Within moments of the bus leaving the Mexico City terminal bound for Veracruz I was fast asleep. I’d been traveling hard, seeing sights and meeting people by day, cataloging photos and writing by night. An eight hour bus ride meant a welcome opportunity to catch up on sleep. Some hours later I awoke and was surprised to see what appeared to be pollution from Mexico City still floating above the flat horizon like a gray blanket. But there was also something else: a brilliant white point floated atop the layer of grit.
I blinked a couple of times and rubbed the sleep out of my eyes, suspecting a mirage, but with every subsequent mile the snow-capped pinnacle grew clearer and more impressive, protruding effortlessly and suddenly from a flat plain. My map showed that this was Pico de Orizaba volcano, the highest mountain peak in Mexico, third highest in North America, and second most prominent volcanic peak in the world after Africa’s Mount Kilimanjaro. It is considered an active volcano, although it hasn’t erupted since 1687.

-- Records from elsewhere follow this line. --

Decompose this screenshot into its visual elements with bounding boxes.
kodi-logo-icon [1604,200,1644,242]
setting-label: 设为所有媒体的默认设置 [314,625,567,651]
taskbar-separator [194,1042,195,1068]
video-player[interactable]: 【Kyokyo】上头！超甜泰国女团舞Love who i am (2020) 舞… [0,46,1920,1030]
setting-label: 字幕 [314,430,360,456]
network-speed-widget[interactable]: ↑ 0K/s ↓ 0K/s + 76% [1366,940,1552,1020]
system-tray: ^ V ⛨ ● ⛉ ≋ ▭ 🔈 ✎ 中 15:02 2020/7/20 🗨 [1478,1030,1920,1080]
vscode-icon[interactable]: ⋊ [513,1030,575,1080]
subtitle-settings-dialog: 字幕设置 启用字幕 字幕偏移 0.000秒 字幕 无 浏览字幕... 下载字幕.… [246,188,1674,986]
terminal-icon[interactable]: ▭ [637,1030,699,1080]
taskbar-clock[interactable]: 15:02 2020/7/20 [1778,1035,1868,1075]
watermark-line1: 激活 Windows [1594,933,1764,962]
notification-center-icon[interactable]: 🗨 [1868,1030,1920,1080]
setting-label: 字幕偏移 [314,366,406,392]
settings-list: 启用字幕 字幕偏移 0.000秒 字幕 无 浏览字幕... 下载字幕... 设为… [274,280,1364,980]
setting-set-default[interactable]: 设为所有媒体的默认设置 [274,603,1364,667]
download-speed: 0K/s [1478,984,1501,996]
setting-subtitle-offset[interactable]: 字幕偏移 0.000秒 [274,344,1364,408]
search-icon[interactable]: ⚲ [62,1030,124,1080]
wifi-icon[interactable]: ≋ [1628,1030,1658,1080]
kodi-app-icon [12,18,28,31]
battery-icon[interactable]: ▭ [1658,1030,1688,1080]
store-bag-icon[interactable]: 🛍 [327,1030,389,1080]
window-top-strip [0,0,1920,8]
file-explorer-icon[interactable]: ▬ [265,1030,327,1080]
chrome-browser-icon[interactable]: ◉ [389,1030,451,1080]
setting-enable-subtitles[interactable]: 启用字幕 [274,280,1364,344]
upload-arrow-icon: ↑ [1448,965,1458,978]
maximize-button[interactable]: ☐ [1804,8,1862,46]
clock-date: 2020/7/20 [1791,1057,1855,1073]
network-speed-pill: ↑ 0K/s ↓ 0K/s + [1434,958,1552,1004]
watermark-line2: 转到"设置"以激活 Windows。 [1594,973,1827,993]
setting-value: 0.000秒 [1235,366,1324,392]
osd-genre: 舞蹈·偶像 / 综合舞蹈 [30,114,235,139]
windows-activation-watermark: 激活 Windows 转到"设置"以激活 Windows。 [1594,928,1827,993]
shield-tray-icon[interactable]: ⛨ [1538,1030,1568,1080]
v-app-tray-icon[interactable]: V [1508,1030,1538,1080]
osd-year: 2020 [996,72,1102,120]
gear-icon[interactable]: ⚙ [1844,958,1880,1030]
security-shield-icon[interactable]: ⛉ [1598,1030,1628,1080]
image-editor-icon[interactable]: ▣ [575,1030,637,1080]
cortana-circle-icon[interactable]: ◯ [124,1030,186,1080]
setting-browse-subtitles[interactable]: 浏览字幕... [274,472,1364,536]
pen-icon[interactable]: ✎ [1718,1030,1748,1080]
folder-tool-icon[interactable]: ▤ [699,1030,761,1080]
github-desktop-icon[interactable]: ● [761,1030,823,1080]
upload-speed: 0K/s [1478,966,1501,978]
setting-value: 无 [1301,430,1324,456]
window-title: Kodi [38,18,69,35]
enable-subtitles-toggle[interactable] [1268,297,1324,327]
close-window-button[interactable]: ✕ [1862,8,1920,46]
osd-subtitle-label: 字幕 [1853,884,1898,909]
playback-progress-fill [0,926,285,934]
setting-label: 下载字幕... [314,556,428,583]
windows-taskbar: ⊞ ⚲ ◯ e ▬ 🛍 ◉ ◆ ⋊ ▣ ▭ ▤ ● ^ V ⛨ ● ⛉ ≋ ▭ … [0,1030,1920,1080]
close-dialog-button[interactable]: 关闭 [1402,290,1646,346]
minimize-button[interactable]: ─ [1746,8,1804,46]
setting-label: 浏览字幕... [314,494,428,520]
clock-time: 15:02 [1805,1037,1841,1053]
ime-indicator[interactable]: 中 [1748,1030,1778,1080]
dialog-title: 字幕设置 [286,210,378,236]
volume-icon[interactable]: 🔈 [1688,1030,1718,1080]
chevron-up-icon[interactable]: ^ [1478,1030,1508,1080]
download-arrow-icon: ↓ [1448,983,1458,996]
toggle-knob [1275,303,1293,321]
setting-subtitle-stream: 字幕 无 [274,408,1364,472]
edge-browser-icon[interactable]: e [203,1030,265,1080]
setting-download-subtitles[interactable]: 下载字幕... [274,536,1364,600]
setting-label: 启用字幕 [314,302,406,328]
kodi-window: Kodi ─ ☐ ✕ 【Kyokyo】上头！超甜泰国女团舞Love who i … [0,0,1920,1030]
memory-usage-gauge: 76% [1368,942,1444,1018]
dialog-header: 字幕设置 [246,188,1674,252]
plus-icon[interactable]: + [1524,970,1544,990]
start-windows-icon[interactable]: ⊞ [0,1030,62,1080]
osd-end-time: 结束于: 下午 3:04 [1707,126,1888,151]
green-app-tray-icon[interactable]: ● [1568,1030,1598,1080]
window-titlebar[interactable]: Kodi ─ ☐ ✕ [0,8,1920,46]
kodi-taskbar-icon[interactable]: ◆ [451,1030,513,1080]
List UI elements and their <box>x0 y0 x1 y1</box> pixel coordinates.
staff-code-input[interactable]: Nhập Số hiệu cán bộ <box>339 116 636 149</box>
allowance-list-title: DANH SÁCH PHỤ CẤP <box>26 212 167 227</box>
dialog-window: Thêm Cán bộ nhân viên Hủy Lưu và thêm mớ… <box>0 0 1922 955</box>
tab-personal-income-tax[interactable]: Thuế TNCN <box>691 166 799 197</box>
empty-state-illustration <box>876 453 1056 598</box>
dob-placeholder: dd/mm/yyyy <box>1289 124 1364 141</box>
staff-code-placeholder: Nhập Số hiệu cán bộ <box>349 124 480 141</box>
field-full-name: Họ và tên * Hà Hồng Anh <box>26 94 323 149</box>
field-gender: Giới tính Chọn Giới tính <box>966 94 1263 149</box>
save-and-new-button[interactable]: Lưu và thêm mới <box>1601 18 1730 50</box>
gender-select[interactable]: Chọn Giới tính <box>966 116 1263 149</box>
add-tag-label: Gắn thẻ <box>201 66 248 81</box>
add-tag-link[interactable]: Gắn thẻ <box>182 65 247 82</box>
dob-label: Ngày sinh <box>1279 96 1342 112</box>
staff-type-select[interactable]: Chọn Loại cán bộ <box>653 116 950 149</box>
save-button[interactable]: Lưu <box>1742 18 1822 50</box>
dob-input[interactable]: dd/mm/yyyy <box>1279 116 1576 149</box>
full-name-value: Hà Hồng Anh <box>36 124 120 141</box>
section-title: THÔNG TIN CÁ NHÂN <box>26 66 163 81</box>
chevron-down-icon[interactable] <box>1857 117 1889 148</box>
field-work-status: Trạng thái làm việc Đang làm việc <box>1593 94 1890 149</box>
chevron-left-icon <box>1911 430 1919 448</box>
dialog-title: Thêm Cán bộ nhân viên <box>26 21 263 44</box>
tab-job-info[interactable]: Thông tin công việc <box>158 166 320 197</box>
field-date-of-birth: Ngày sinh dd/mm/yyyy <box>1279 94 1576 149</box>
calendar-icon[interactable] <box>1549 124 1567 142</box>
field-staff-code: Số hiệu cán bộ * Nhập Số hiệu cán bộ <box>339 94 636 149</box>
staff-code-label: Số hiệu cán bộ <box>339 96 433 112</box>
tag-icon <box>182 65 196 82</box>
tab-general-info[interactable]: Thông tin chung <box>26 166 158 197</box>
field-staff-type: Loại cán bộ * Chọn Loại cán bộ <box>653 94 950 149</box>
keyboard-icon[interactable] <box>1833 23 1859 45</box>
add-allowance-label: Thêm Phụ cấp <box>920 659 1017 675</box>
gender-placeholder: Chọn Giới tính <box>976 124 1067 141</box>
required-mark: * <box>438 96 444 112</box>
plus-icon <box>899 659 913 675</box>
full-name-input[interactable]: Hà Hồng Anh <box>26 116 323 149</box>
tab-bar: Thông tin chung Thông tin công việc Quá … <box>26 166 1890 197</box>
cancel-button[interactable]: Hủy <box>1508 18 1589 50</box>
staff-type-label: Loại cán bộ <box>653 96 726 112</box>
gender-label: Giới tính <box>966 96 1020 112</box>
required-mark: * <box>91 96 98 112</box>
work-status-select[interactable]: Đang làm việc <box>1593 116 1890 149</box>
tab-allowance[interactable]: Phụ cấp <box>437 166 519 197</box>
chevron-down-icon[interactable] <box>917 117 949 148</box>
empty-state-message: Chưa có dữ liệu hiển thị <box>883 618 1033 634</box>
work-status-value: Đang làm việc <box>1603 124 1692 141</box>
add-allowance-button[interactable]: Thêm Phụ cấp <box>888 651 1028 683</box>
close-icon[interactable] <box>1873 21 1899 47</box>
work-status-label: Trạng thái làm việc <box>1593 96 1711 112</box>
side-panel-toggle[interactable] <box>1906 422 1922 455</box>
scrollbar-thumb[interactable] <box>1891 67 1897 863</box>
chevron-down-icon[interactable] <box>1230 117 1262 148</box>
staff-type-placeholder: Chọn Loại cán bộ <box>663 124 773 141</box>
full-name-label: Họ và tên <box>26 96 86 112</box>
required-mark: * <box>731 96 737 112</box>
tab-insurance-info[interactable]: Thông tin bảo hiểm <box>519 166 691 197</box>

The summit and its foothills form Pico de Orizaba National Park, popular with mountain climbers for its numerous routes to the summit and with hikers for the many trails winding though pine forests that cover its lower slopes. The haze, rather than being pollution, occurs because tropical air from the Gulf of Mexico meets cooler inland air at the mountain, creating a persistent drizzle for much of the year and the optical illusion that, from a distance, the mountain is floating in the air.